New York City authorities seized a record amount of fentanyl that was worth about $30 million, officials said Monday.

New York City authorities seized almost 200 pounds of fentanyl in two stings, one of which was the largest bust in the city’s history.

In the first bust, on Aug. 1, federal agents collected more than 140 pounds of fentanyl, the most ever for the city. Agents said they saw two men, Rogelio Alvardo-Robles and Blanca Flores-Soli collect a package thought to be cocaine at a Walmart store in Manahawkin, NJ. The authorities followed the men to an apartment in the Queens neighborhood of Kew Gardens, where the alleged drugs were transported.

Authorities received a search warrant for the residence and discovered fentanyl and fentanyl-laced heroin. The collection of seized drugs was enough to kill 32 million people from overdoses, authorities said.

The second bust was conducted on Sept. 5, authorities snatched 53 pounds of fentanyl-laced heroin and two pounds of fentanyl in the Bronx. DEA agents and detectives observed Edwin Guzman and Manuel Rivera-Santana receiving a duffel bag from a truck before they transported to Manhattan.
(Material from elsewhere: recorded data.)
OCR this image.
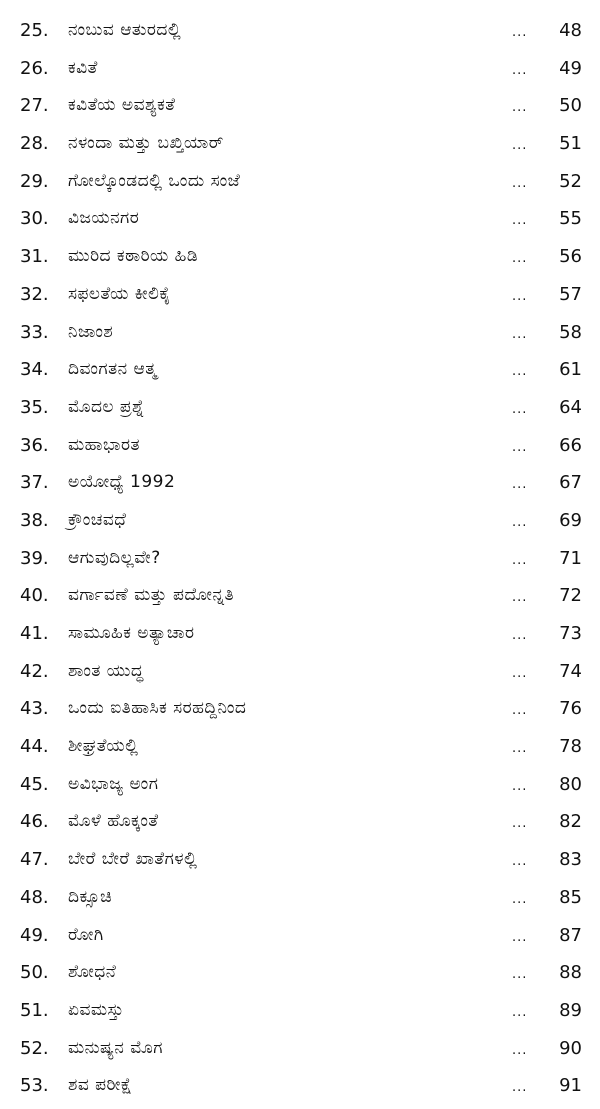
25. ನಂಬುವ ಆತುರದಲ್ಲಿ	... 48
26. ಕವಿತೆ	... 49
27. ಕವಿತೆಯ ಅವಶ್ಯಕತೆ	... 50
28. ನಳಂದಾ ಮತ್ತು ಬಖ್ತಿಯಾರ್	... 51
29. ಗೋಲ್ಕೊಂಡದಲ್ಲಿ ಒಂದು ಸಂಜೆ	... 52
30. ವಿಜಯನಗರ	... 55
31. ಮುರಿದ ಕಠಾರಿಯ ಹಿಡಿ	... 56
32. ಸಫಲತೆಯ ಕೀಲಿಕೈ	... 57
33. ನಿಜಾಂಶ	... 58
34. ದಿವಂಗತನ ಆತ್ಮ	... 61
35. ಮೊದಲ ಪ್ರಶ್ನೆ	... 64
36. ಮಹಾಭಾರತ	... 66
37. ಅಯೋಧ್ಯೆ 1992	... 67
38. ಕ್ರೌಂಚವಧೆ	... 69
39. ಆಗುವುದಿಲ್ಲವೇ?	... 71
40. ವರ್ಗಾವಣೆ ಮತ್ತು ಪದೋನ್ನತಿ	... 72
41. ಸಾಮೂಹಿಕ ಅತ್ಯಾಚಾರ	... 73
42. ಶಾಂತ ಯುದ್ಧ	... 74
43. ಒಂದು ಐತಿಹಾಸಿಕ ಸರಹದ್ದಿನಿಂದ	... 76
44. ಶೀಘ್ರತೆಯಲ್ಲಿ	... 78
45. ಅವಿಭಾಜ್ಯ ಅಂಗ	... 80
46. ಮೊಳೆ ಹೊಕ್ಕಂತೆ	... 82
47. ಬೇರೆ ಬೇರೆ ಖಾತೆಗಳಲ್ಲಿ	... 83
48. ದಿಕ್ಸೂಚಿ	... 85
49. ರೋಗಿ	... 87
50. ಶೋಧನೆ	... 88
51. ಏವಮಸ್ತು	... 89
52. ಮನುಷ್ಯನ ಮೊಗ	... 90
53. ಶವ ಪರೀಕ್ಷೆ	... 91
Alvarado-Robles, Flores-Soli, Guzman and Rivera-Santana could each face criminal drug possession charges. Guzman and Rivera-Santana may also face conspiracy counts.

The drugs had a street value of $30 million, prosecutors said. The massive sting comes as deaths due to overdoses reached an all-time high in New York City, Bridget G. Brenna, New York City’s special narcotics prosecutors, told WNBC.

"The sheer volume of fentanyl pouring into the city is shocking," she said. "It's not only killing a record number of people in New York City, but the city is used as a hub of regional distribution for a lethal substance that is taking thousands of lives throughout the Northeast."

In 2015, more than 52,000 people across the U.S. died from drug overdoses and nearly two-thirds of those were due to opioids including fentanyl, The Associated Press reported.